At each round, draw a number 1-100 out of a hat (and replace the number after you draw). You can play as many rounds as you want, and the last number you draw is the number of dollars you win. But, there's a catch. The price to play each additional round increases linearly by 1 dollar each round. (Playing the first round costs $0, second round costs 1, third costs 2, etc.) What is a fair value to charge for entering this game?
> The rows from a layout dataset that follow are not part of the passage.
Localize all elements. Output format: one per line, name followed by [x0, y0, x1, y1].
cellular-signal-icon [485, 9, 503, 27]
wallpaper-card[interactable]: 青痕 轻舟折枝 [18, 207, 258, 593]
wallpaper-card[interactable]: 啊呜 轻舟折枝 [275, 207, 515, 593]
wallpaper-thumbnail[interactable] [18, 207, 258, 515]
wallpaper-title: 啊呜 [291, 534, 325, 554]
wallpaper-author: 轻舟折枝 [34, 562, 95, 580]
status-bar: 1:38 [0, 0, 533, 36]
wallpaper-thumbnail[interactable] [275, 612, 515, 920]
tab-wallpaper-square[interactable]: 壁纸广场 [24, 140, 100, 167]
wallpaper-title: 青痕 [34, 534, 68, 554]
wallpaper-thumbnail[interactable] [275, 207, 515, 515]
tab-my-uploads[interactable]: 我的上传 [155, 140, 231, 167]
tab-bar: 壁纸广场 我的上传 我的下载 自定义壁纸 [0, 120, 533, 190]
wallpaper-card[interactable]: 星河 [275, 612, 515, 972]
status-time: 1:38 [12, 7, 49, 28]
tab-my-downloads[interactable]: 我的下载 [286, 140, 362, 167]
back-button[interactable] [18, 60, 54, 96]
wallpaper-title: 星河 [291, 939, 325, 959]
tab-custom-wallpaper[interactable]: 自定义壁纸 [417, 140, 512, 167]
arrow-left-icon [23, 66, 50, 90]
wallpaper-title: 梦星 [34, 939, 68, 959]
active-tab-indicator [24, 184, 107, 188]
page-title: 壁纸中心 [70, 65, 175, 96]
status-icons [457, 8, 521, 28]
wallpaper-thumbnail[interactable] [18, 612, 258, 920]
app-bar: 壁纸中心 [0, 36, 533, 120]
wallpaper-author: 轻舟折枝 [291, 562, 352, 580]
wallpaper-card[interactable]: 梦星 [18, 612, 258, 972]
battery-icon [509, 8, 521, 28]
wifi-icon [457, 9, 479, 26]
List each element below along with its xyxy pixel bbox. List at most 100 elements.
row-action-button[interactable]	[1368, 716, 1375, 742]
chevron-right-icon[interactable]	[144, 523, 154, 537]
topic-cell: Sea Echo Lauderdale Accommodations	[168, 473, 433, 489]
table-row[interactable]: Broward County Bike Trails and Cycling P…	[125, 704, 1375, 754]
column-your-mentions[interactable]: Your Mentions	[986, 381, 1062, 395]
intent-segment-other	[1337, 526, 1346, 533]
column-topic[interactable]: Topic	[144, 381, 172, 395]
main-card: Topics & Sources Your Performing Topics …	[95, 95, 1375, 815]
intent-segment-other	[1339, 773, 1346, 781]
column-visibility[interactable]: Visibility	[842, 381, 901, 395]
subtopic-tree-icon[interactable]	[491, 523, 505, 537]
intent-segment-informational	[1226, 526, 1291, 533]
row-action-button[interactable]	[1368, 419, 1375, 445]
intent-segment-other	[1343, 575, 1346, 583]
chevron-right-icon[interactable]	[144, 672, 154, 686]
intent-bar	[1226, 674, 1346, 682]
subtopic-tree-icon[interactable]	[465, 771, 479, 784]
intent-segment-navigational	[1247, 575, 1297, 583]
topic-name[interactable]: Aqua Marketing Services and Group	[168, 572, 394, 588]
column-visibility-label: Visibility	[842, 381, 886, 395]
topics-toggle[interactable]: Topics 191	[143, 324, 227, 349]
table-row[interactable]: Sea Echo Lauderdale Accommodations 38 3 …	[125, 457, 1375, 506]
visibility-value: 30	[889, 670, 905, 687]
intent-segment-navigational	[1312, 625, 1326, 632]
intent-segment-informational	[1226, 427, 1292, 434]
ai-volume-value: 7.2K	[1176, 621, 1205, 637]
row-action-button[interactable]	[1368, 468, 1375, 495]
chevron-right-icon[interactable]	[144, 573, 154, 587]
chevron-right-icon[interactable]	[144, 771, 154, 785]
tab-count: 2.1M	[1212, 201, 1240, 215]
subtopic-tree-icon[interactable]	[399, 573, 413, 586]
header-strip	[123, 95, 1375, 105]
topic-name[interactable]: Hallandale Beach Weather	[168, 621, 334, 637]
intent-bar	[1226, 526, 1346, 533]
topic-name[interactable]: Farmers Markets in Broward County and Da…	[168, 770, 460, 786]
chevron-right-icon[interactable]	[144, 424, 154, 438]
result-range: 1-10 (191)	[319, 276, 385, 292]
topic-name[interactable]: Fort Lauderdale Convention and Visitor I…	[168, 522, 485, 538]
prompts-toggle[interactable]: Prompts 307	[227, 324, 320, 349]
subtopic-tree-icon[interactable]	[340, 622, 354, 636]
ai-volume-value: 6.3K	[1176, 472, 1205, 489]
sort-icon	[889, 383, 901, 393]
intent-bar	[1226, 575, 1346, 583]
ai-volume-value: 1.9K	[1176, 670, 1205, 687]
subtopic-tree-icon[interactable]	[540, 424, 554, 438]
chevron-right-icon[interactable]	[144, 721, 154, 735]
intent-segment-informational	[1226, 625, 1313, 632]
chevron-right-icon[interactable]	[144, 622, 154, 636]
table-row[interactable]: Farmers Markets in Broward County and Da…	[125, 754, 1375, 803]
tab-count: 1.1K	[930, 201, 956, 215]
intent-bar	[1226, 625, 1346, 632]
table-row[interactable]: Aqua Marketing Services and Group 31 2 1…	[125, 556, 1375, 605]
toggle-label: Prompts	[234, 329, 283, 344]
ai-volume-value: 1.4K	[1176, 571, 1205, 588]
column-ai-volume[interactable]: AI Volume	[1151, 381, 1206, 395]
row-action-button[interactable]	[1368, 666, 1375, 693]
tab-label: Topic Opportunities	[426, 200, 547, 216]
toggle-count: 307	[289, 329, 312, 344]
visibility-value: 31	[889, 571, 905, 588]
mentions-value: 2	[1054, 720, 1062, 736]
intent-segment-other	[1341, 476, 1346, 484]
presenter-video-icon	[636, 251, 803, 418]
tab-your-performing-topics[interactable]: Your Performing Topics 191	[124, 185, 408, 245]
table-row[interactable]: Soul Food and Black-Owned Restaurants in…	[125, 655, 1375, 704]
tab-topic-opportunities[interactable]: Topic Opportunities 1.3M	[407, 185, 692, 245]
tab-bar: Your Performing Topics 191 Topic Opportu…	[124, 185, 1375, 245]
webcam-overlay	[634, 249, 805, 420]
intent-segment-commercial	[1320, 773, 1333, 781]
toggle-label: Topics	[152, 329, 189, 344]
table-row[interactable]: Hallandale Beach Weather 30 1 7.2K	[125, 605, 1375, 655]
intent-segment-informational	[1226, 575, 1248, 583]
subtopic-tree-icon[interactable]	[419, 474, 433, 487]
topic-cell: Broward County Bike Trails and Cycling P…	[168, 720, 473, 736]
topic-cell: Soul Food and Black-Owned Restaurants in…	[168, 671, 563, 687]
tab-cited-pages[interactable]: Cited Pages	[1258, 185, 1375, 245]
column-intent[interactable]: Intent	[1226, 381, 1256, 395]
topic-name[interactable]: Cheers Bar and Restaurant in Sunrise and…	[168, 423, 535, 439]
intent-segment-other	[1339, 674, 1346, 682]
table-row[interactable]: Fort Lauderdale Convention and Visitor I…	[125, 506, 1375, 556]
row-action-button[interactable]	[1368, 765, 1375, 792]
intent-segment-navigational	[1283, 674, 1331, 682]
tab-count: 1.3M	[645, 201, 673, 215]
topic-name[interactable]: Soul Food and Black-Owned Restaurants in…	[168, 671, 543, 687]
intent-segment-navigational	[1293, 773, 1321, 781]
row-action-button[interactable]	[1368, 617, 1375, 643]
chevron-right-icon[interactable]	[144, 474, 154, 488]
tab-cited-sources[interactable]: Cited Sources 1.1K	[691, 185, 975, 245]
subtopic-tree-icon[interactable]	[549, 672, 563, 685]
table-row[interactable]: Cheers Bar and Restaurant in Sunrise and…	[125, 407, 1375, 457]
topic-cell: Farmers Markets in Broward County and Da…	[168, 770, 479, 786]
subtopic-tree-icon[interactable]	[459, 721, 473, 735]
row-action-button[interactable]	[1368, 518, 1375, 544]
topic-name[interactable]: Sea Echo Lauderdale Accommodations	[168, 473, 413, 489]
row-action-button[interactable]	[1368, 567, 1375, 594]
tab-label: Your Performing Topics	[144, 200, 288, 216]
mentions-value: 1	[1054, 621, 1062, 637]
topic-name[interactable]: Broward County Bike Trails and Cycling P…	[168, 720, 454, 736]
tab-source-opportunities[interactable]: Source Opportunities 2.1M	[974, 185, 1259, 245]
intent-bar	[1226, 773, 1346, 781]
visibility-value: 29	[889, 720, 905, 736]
This problem seems really challenging. I know that if the price of the game were to remain constant (say, $1), then we can solve this using the approach outlined here: fair value of a hat-drawing game
However, the increasing price seems to make it much more challenging. Additionally, how would this change if instead of increasing linearly, it was a geometric progression (price goes from 1, to 3, to 9, to 27, etc.)? This question was inspired by @Heropup's response to a previous post!
The expected value of playing round $50$ is $1.5$ because it costs $49$ to play and the expected draw is $50.5$. You should therefore only play if you have a $1$ so far. The expected value of playing round $49$ is $\frac 1{100}\cdot 1.5+\frac {99}{100}\cdot 51-48=2.505$ so you should only play it if you have $2$ or below. The first term comes from getting a $1$ and playing round $50$, the second from getting $2-100$ and stopping, and the $-48$ is the cost of playing. You can keep stepping back, finding the threshold to play the next round. I made a spreadsheet and find the value to be about $77.984$. If your first draw is $75$ or above you should keep it.
The same approach works for any price increase algorithm. If it rises rapidly, you don't need to compute many rounds. You should never play when it costs $50.5$ or more, so in the tripling case you only compute up to the fourth round if you start at $1$.